I've Been Hit By Ransomware!
The Cybersecurity and Infrastructure Security Agency (CISA) strongly recommends responding to ransomware by using the following checklist provided in a Joint CISA, FBI, NSA, and Multi-State Information Sharing and Analysis Center (MS-ISAC) #StopRansomware Guide, updated in May 2023. This information will take you through the response process from detection to containment and eradication. Be sure to move through the first three steps in sequence.
Detection and Analysis
Refer to the best practices and references below to help manage the risk posed by ransomware and support your organization’s coordinated and efficient response to a ransomware incident. Apply these practices to the greatest extent possible based on availability of organizational resources.
- Determine which systems were impacted, and immediately isolate them.
- If several systems or subnets appear impacted, take the network offline at the switch level. It may not be feasible to disconnect individual systems during an incident.
- Prioritize isolating critical systems that are essential to daily operations.
- If taking the network temporarily offline is not immediately possible, locate the network cable (e.g., ethernet) and unplug affected devices from the network or remove them from Wi-Fi to contain the infection.
- For cloud resources, take a snapshot of volumes to get a point in time copy for reviewing later for forensic investigation.

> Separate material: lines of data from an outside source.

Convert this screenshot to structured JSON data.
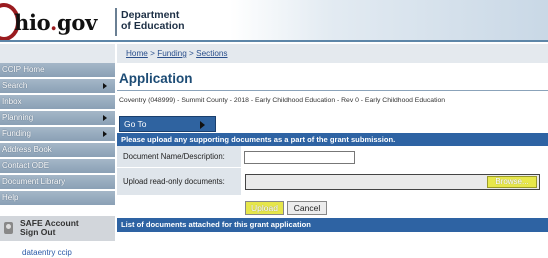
{
  "header": {
    "logo_prefix": "O",
    "logo_main": "hio",
    "logo_dot": ".",
    "logo_suffix": "gov",
    "department_line1": "Department",
    "department_line2": "of Education"
  },
  "breadcrumb": {
    "home": "Home",
    "sep1": " > ",
    "funding": "Funding",
    "sep2": " > ",
    "sections": "Sections"
  },
  "sidebar": {
    "items": [
      {
        "label": "CCIP Home",
        "has_arrow": false
      },
      {
        "label": "Search",
        "has_arrow": true
      },
      {
        "label": "Inbox",
        "has_arrow": false
      },
      {
        "label": "Planning",
        "has_arrow": true
      },
      {
        "label": "Funding",
        "has_arrow": true
      },
      {
        "label": "Address Book",
        "has_arrow": false
      },
      {
        "label": "Contact ODE",
        "has_arrow": false
      },
      {
        "label": "Document Library",
        "has_arrow": false
      },
      {
        "label": "Help",
        "has_arrow": false
      }
    ],
    "safe_line1": "SAFE Account",
    "safe_line2": "Sign Out",
    "footer_link": "dataentry ccip"
  },
  "main": {
    "title": "Application",
    "subtitle": "Coventry (048999) - Summit County - 2018 - Early Childhood Education - Rev 0 - Early Childhood Education",
    "goto_label": "Go To",
    "upload_section_header": "Please upload any supporting documents as a part of the grant submission.",
    "doc_name_label": "Document Name/Description:",
    "doc_name_value": "",
    "upload_label": "Upload read-only documents:",
    "browse_label": "Browse...",
    "upload_button": "Upload",
    "cancel_button": "Cancel",
    "list_header": "List of documents attached for this grant application"
  },
  "colors": {
    "brand_red": "#9a1b1f",
    "nav_blue": "#2e63a3",
    "highlight_yellow": "#e6e64a"
  }
}
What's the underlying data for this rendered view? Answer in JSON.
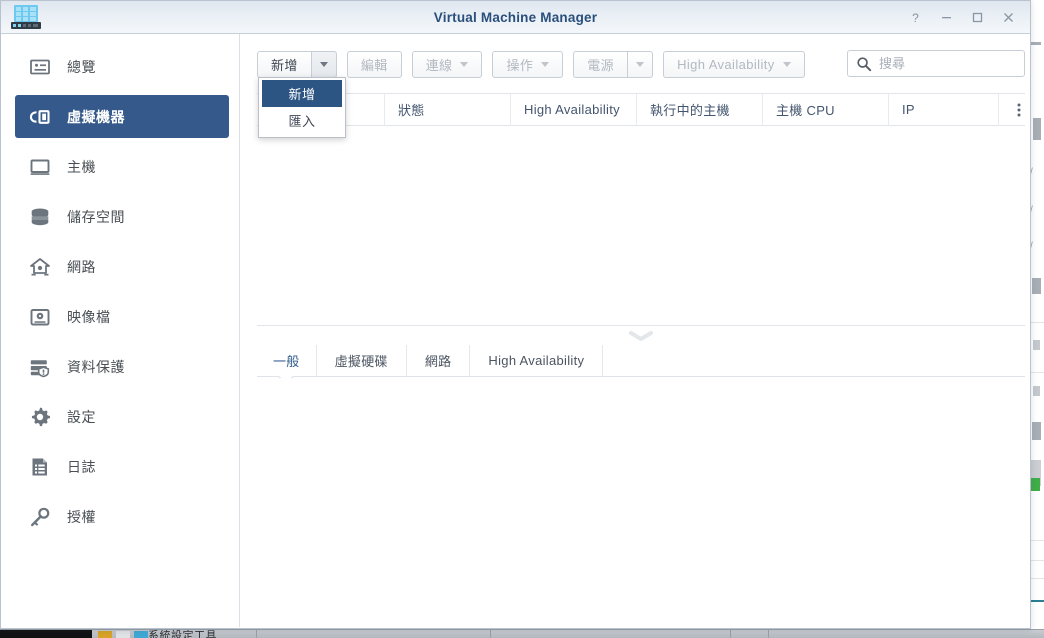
{
  "window": {
    "title": "Virtual Machine Manager",
    "app_icon": "server-rack-icon",
    "controls": [
      {
        "name": "help-button",
        "glyph": "?"
      },
      {
        "name": "minimize-button",
        "glyph": "–"
      },
      {
        "name": "maximize-button",
        "glyph": "□"
      },
      {
        "name": "close-button",
        "glyph": "×"
      }
    ]
  },
  "sidebar": {
    "items": [
      {
        "label": "總覽",
        "icon": "overview-card-icon",
        "active": false
      },
      {
        "label": "虛擬機器",
        "icon": "virtual-machine-icon",
        "active": true
      },
      {
        "label": "主機",
        "icon": "monitor-icon",
        "active": false
      },
      {
        "label": "儲存空間",
        "icon": "storage-disks-icon",
        "active": false
      },
      {
        "label": "網路",
        "icon": "network-home-icon",
        "active": false
      },
      {
        "label": "映像檔",
        "icon": "disk-image-icon",
        "active": false
      },
      {
        "label": "資料保護",
        "icon": "data-protection-shield-icon",
        "active": false
      },
      {
        "label": "設定",
        "icon": "gear-icon",
        "active": false
      },
      {
        "label": "日誌",
        "icon": "log-document-icon",
        "active": false
      },
      {
        "label": "授權",
        "icon": "key-icon",
        "active": false
      }
    ]
  },
  "toolbar": {
    "create_label": "新增",
    "create_arrow_icon": "chevron-down-icon",
    "edit_label": "編輯",
    "connect_label": "連線",
    "action_label": "操作",
    "power_label": "電源",
    "power_arrow_icon": "chevron-down-icon",
    "high_availability_label": "High Availability"
  },
  "dropdown": {
    "open": true,
    "items": [
      {
        "label": "新增",
        "selected": true
      },
      {
        "label": "匯入",
        "selected": false
      }
    ]
  },
  "search": {
    "placeholder": "搜尋",
    "value": "",
    "icon": "search-icon"
  },
  "table": {
    "columns": [
      {
        "label": "",
        "width": 128
      },
      {
        "label": "狀態",
        "width": 126
      },
      {
        "label": "High Availability",
        "width": 126
      },
      {
        "label": "執行中的主機",
        "width": 126
      },
      {
        "label": "主機 CPU",
        "width": 126
      },
      {
        "label": "IP",
        "width": 110
      }
    ],
    "overflow_icon": "kebab-menu-icon",
    "rows": []
  },
  "splitter": {
    "collapse_icon": "chevron-down-icon"
  },
  "detail_tabs": {
    "items": [
      {
        "label": "一般",
        "active": true
      },
      {
        "label": "虛擬硬碟",
        "active": false
      },
      {
        "label": "網路",
        "active": false
      },
      {
        "label": "High Availability",
        "active": false
      }
    ]
  },
  "desktop_taskbar": {
    "label": "系統設定工具"
  },
  "colors": {
    "accent": "#34598a",
    "menu_selected": "#2c5584",
    "title_text": "#2a4f7d",
    "header_text": "#43556e",
    "green_marker": "#3fae49"
  }
}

- After an initial compromise, malicious actors may monitor your organization’s activity or communications to understand if their actions have been detected. Isolate systems in a coordinated manner and use out-of-band communication methods such as phone calls to avoid tipping off actors that they have been discovered and that mitigation actions are being undertaken. Not doing so could cause actors to move laterally to preserve their access or deploy ransomware widely prior to networks being taken offline.

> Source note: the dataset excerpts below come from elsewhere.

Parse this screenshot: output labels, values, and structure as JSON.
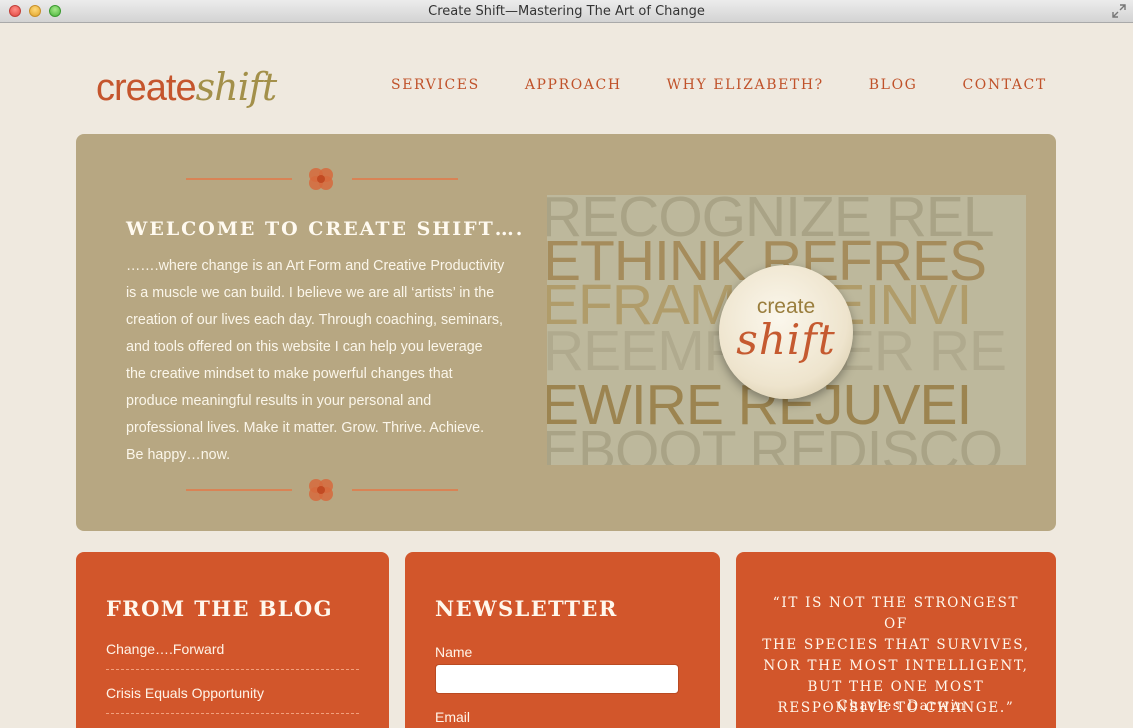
{
  "window": {
    "title": "Create Shift—Mastering The Art of Change"
  },
  "logo": {
    "part1": "create",
    "part2": "shift"
  },
  "nav": {
    "items": [
      {
        "label": "SERVICES"
      },
      {
        "label": "APPROACH"
      },
      {
        "label": "WHY ELIZABETH?"
      },
      {
        "label": "BLOG"
      },
      {
        "label": "CONTACT"
      }
    ]
  },
  "hero": {
    "title": "WELCOME TO CREATE SHIFT….",
    "lines": [
      "…….where change is an Art Form and Creative Productivity",
      "is a muscle we can build. I believe we are all ‘artists’ in the",
      "creation of our lives each day. Through coaching, seminars,",
      "and tools offered on this website I can help you leverage",
      "the creative mindset to make powerful changes that",
      "produce meaningful results in your personal and",
      "professional lives. Make it matter. Grow. Thrive. Achieve.",
      "Be happy…now."
    ],
    "image": {
      "words": [
        "RECOGNIZE REL",
        "ETHINK REFRES",
        "EFRAME REINVI",
        "REEMPOWER RE",
        "EWIRE REJUVEI",
        "EBOOT REDISCO"
      ],
      "badge_line1": "create",
      "badge_line2": "shift"
    }
  },
  "blog": {
    "title": "FROM THE BLOG",
    "posts": [
      {
        "title": "Change….Forward"
      },
      {
        "title": "Crisis Equals Opportunity"
      }
    ]
  },
  "newsletter": {
    "title": "NEWSLETTER",
    "name_label": "Name",
    "email_label": "Email"
  },
  "quote": {
    "lines": [
      "“IT IS NOT THE STRONGEST OF",
      "THE SPECIES THAT SURVIVES,",
      "NOR THE MOST INTELLIGENT,",
      "BUT THE ONE MOST",
      "RESPONSIVE TO CHANGE.”"
    ],
    "author": "- Charles Darwin"
  },
  "colors": {
    "accent": "#d2562b",
    "hero_bg": "#b7a782",
    "page_bg": "#efe9df"
  }
}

- Note: This step will prevent your organization from maintaining ransomware infection artifacts and potential evidence stored in volatile memory. It should be carried out only if it is not possible to temporarily shut down the network or disconnect affected hosts from the network using other means.
- Identify and prioritize critical systems for restoration on a clean network and confirm the nature of data housed on impacted systems.

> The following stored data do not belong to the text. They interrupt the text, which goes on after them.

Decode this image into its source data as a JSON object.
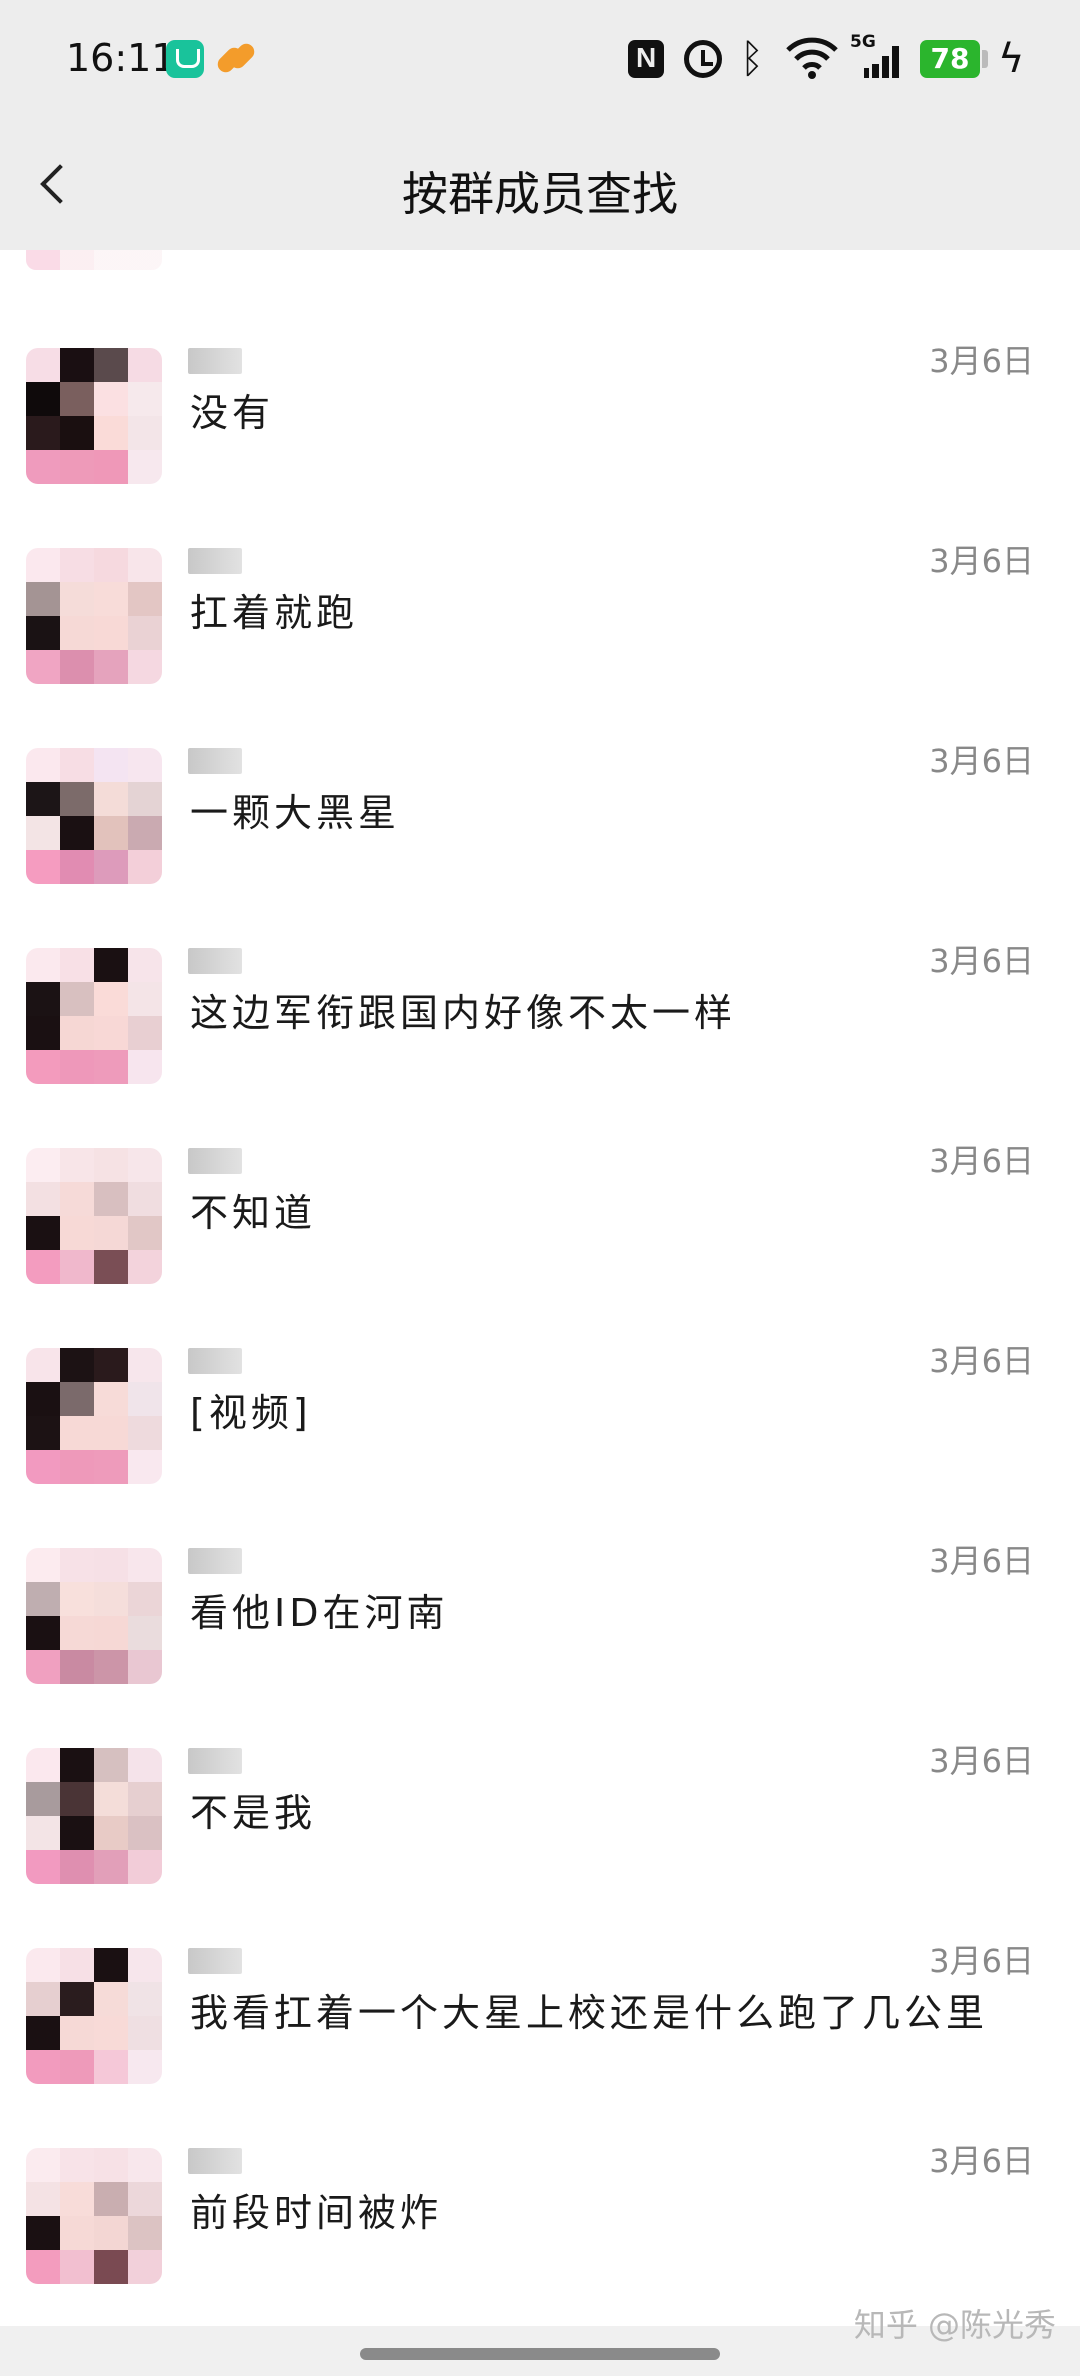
{
  "status_bar": {
    "time": "16:11",
    "network": "5G",
    "battery": "78",
    "icons": [
      "mi-home-icon",
      "app-badge-icon",
      "nfc-icon",
      "alarm-icon",
      "bluetooth-icon",
      "wifi-icon",
      "signal-icon",
      "battery-icon",
      "charging-icon"
    ]
  },
  "header": {
    "title": "按群成员查找",
    "back_icon": "chevron-left-icon"
  },
  "results": [
    {
      "message": "没有",
      "date": "3月6日"
    },
    {
      "message": "扛着就跑",
      "date": "3月6日"
    },
    {
      "message": "一颗大黑星",
      "date": "3月6日"
    },
    {
      "message": "这边军衔跟国内好像不太一样",
      "date": "3月6日"
    },
    {
      "message": "不知道",
      "date": "3月6日"
    },
    {
      "message": "[视频]",
      "date": "3月6日"
    },
    {
      "message": "看他ID在河南",
      "date": "3月6日"
    },
    {
      "message": "不是我",
      "date": "3月6日"
    },
    {
      "message": "我看扛着一个大星上校还是什么跑了几公里",
      "date": "3月6日"
    },
    {
      "message": "前段时间被炸",
      "date": "3月6日"
    }
  ],
  "watermark": "知乎 @陈光秀"
}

- Prioritize restoration and recovery based on a predefined critical asset list that includes information systems critical for health and safety, revenue generation, or other critical services, as well as systems they depend on.
- Look for evidence of precursor “dropper” malware, such as Bumblebee, Dridex, Emotet, QakBot, or Anchor. A ransomware event may be evidence of a previous, unresolved network compromise.
- Operators of these advanced malware variants will often sell access to a network. Malicious actors will sometimes use this access to exfiltrate data and then threaten to release the data publicly before ransoming the network to further extort the victim and pressure them into paying.
- Malicious actors often drop ransomware variants to obscure post-compromise activity. Care must be taken to identify such dropper malware before rebuilding from backups to prevent continuing compromises.